Shall We Play A Game II? [MISC – 200 points]

“You and 99 of your cybear companions have been imprisoned by the evil AI. Being a perfectly logical being, the AI gives you a chance to escape.

The AI gives each cybear an ID from one to one hundred. Next, the AI randomly places cards with everyone’s ID on them into one hundred identical looking boxes. The AI will bring the prisoners in one by one. They each have fifty attempts to find their own ID card.

Everyone must find their own card to survive, if any one fails, everyone is immediately destroyed.
Help your fellow cybear companions to develop a strategy to escape!”


Reading the description of this challenge, this logic puzzle seemed surprisingly familiar, and I remembered the solution from watching several YouTube videos by VSauce and minutephysics covering the solution way back in high school.

In order to find the cycle of boxes containing your ID, you start by opening the same numbered box as your id, and use the ID in the box in order to determine your next guess.

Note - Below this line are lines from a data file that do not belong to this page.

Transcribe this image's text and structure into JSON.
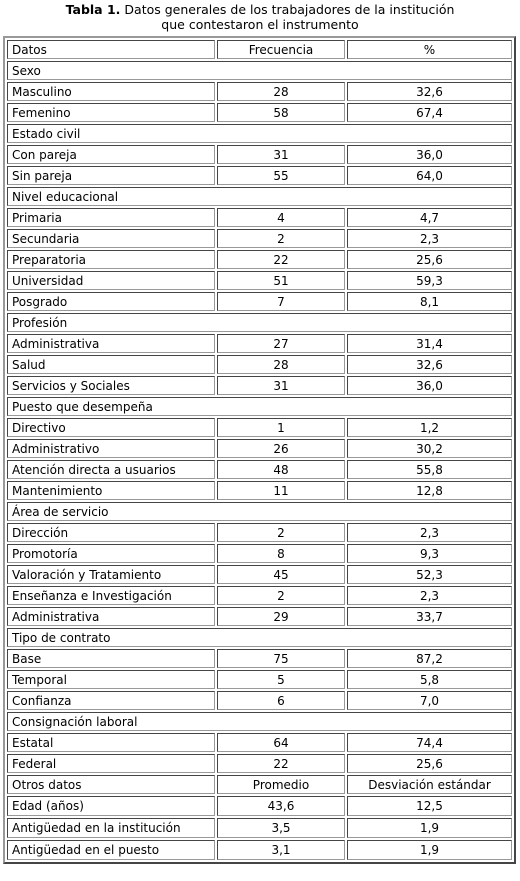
{
  "title": {
    "label": "Tabla 1.",
    "lines": [
      "Datos generales de los trabajadores de la institución",
      "que contestaron el instrumento"
    ]
  },
  "table": {
    "rows": [
      [
        "Datos",
        "Frecuencia",
        "%"
      ],
      [
        "Sexo"
      ],
      [
        "Masculino",
        "28",
        "32,6"
      ],
      [
        "Femenino",
        "58",
        "67,4"
      ],
      [
        "Estado civil"
      ],
      [
        "Con pareja",
        "31",
        "36,0"
      ],
      [
        "Sin pareja",
        "55",
        "64,0"
      ],
      [
        "Nivel educacional"
      ],
      [
        "Primaria",
        "4",
        "4,7"
      ],
      [
        "Secundaria",
        "2",
        "2,3"
      ],
      [
        "Preparatoria",
        "22",
        "25,6"
      ],
      [
        "Universidad",
        "51",
        "59,3"
      ],
      [
        "Posgrado",
        "7",
        "8,1"
      ],
      [
        "Profesión"
      ],
      [
        "Administrativa",
        "27",
        "31,4"
      ],
      [
        "Salud",
        "28",
        "32,6"
      ],
      [
        "Servicios y Sociales",
        "31",
        "36,0"
      ],
      [
        "Puesto que desempeña"
      ],
      [
        "Directivo",
        "1",
        "1,2"
      ],
      [
        "Administrativo",
        "26",
        "30,2"
      ],
      [
        "Atención directa a usuarios",
        "48",
        "55,8"
      ],
      [
        "Mantenimiento",
        "11",
        "12,8"
      ],
      [
        "Área de servicio"
      ],
      [
        "Dirección",
        "2",
        "2,3"
      ],
      [
        "Promotoría",
        "8",
        "9,3"
      ],
      [
        "Valoración y Tratamiento",
        "45",
        "52,3"
      ],
      [
        "Enseñanza e Investigación",
        "2",
        "2,3"
      ],
      [
        "Administrativa",
        "29",
        "33,7"
      ],
      [
        "Tipo de contrato"
      ],
      [
        "Base",
        "75",
        "87,2"
      ],
      [
        "Temporal",
        "5",
        "5,8"
      ],
      [
        "Confianza",
        "6",
        "7,0"
      ],
      [
        "Consignación laboral"
      ],
      [
        "Estatal",
        "64",
        "74,4"
      ],
      [
        "Federal",
        "22",
        "25,6"
      ],
      [
        "Otros datos",
        "Promedio",
        "Desviación estándar"
      ],
      [
        "Edad (años)",
        "43,6",
        "12,5"
      ],
      [
        "Antigüedad en la institución",
        "3,5",
        "1,9"
      ],
      [
        "Antigüedad en el puesto",
        "3,1",
        "1,9"
      ]
    ]
  }
}
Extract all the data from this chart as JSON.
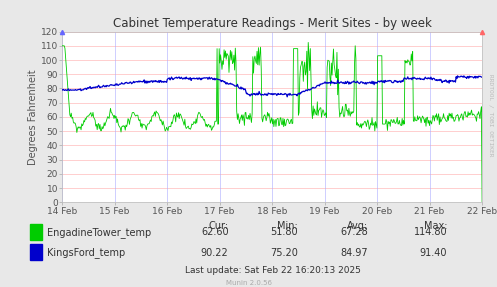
{
  "title": "Cabinet Temperature Readings - Merit Sites - by week",
  "ylabel": "Degrees Fahrenheit",
  "xlabel_ticks": [
    "14 Feb",
    "15 Feb",
    "16 Feb",
    "17 Feb",
    "18 Feb",
    "19 Feb",
    "20 Feb",
    "21 Feb",
    "22 Feb"
  ],
  "ylim": [
    0,
    120
  ],
  "yticks": [
    0,
    10,
    20,
    30,
    40,
    50,
    60,
    70,
    80,
    90,
    100,
    110,
    120
  ],
  "outer_bg": "#e8e8e8",
  "plot_bg_color": "#ffffff",
  "grid_color_h": "#ffcccc",
  "grid_color_v": "#ccccff",
  "green_color": "#00cc00",
  "blue_color": "#0000cc",
  "title_color": "#333333",
  "tick_color": "#999999",
  "legend": [
    {
      "label": "EngadineTower_temp",
      "color": "#00cc00"
    },
    {
      "label": "KingsFord_temp",
      "color": "#0000cc"
    }
  ],
  "stats": {
    "cur_green": "62.60",
    "cur_blue": "90.22",
    "min_green": "51.80",
    "min_blue": "75.20",
    "avg_green": "67.28",
    "avg_blue": "84.97",
    "max_green": "114.80",
    "max_blue": "91.40"
  },
  "footer": "Munin 2.0.56",
  "last_update": "Last update: Sat Feb 22 16:20:13 2025",
  "watermark": "RRDTOOL / TOBI OETIKER",
  "num_points": 600
}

The solution ends up being extremely simple using the template:

    if round == 0 then
        return id      
    return responses[round]

Sourdough [MISC – 100 points]

“While many in lockdown were developing a sourdough starter, this crusty old Cybear started a bread (board) project of a different kind – This one is not for EAT(ER)ing.

Can you rise to the challenge, slice the right bites and bring home the dough? You may kneed to do some research or your answers will be toast.”

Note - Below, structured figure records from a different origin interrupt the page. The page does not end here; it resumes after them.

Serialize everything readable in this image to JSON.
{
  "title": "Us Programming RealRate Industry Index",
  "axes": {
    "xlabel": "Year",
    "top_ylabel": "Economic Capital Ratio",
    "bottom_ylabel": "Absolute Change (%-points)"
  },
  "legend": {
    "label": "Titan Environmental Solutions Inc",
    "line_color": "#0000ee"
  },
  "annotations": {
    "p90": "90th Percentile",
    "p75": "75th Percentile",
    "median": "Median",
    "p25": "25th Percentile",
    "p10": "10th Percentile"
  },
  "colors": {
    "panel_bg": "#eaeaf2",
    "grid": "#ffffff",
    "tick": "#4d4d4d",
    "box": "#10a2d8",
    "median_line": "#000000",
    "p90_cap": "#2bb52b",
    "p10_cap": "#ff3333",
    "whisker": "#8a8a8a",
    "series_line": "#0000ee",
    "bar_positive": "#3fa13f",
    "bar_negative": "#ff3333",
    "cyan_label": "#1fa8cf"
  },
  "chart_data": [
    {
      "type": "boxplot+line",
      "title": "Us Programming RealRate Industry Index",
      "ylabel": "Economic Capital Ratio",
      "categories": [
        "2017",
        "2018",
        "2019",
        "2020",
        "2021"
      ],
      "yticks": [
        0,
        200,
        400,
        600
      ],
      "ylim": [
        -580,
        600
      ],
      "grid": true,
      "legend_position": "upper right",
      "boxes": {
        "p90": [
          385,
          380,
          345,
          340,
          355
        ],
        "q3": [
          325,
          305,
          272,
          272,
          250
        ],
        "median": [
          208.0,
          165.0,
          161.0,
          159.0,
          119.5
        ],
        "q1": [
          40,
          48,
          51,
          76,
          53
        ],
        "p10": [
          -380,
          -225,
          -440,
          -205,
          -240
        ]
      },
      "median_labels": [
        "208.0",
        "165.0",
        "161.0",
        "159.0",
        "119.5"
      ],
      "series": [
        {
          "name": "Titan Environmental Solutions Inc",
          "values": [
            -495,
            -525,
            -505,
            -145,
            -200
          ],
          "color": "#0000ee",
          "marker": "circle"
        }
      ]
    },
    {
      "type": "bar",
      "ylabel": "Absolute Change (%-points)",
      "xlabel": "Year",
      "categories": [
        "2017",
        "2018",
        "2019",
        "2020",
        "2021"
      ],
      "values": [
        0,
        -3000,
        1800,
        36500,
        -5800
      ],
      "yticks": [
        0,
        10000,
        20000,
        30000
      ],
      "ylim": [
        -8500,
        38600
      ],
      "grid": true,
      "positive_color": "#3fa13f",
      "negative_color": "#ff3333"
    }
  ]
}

The challenge description for sourdough has two words in brackets, hinting that the challenge is based on the Ben Eater breadboard instruction set. The challenge is to implement modulo with a limited amount of memory. In order to implement modulo, the value was saved in a register before subtracting and breaking out of the loop (if the zero flag is set). Then the register value was restored and output. An issue we got caught with was not realising that the JPC command was inverted, and will jump if there is no carry bit set, as opposed to the usual behaviour!

LDA 14
STA 13
SUB 15
LDA 13
13: 0
14: 10
15: 3


In the end, our Skateboarding Roomba team won 1st place on the scoreboard! Team Grassroots Indirection came 2nd, and team Emu Exploit placed 3rd.

I focused on solving the miscellaneous challenges this year. Next year my strategy will be to focus on the web and reverse engineering challenges first. The variety of miscellaneous challenges was very refreshing and fun to play. This was a departure from the usual CTF competitions where there is only a handful of miscellaneous challenges at most. I highly recommend checking them out and playing with the challenges at home as they are all available for download from the Cybears gitlab repository.